Financial analysts say you may want to consider selling your Disney stock. Here is why.
Highs and Lows
It is no secret that Disney stock has been a bit of a rollercoaster. And while this may seem fitting for a brand known in part for its world-class theme parks, it is certainly not a fun ride for investors.
In November, Disney took such a big hit that analysts called for former Disney CEO Bob Chapek’s firing. The recent Disney (DIS) quarterly earnings report came in with a giant thud as the corporation reported huge losses in key areas. Disney stock dropped more than 12% in a single day.

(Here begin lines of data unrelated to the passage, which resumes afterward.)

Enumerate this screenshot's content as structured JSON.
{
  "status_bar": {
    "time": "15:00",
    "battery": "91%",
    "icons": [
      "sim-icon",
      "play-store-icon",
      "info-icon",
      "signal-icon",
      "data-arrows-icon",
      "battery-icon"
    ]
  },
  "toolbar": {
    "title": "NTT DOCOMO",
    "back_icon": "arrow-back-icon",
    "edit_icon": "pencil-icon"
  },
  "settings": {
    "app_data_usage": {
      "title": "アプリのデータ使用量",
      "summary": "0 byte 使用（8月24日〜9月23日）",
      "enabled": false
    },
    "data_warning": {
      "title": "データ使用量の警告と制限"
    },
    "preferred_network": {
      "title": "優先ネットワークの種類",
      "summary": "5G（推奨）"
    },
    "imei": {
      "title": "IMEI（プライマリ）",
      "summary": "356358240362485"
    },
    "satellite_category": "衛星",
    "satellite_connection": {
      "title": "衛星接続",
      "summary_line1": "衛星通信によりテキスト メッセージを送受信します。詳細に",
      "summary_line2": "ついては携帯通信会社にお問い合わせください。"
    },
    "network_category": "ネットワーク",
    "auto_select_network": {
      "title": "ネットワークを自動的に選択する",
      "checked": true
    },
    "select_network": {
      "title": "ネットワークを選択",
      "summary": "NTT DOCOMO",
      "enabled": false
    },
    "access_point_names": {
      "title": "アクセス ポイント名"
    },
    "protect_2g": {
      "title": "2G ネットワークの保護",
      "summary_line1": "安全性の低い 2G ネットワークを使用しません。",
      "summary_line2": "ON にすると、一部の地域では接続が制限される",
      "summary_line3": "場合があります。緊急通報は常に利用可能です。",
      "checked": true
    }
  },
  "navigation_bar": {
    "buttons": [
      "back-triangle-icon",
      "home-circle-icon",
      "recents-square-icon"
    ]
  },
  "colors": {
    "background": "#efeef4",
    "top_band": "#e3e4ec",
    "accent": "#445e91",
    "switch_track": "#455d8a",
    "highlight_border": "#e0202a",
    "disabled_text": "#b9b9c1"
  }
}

By now, anyone who has been keeping up with Disney news knows that Bob Chapek was fired and replaced with former CEO Bob Iger. Unsurprisingly, this big change set off a huge reaction in the Disney community. You can read about the behind-the-scenes details that have emerged here.
The CEO swap also had effects on the stock market. Disney stock prices climbed after the replacement. This is unsurprising as Wall Street has a historic love for Bob Iger. Alas, the climb was only temporary.
Hit After Hit
After some measure of rebound, Disney stock took another huge hit. On December 19, 2022, DIS stock hit its lowest point since 2020. It dropped more than 4% and closed at $85.78.
Stock prices continue to drop as we inch towards the new year. It dropped to $84.16 when it closed yesterday. December 28. This is the lowest it has been since October 2014.
Disney stock is the lowest it has been in over 8 years.
If it continues to drop, selling your stock at a significant loss will mean a higher tax deduction. Because of this, some analysts suggest selling your stock.
Disclaimer: we here at Kenny the Pirate do not give financial, medical, or legal advice.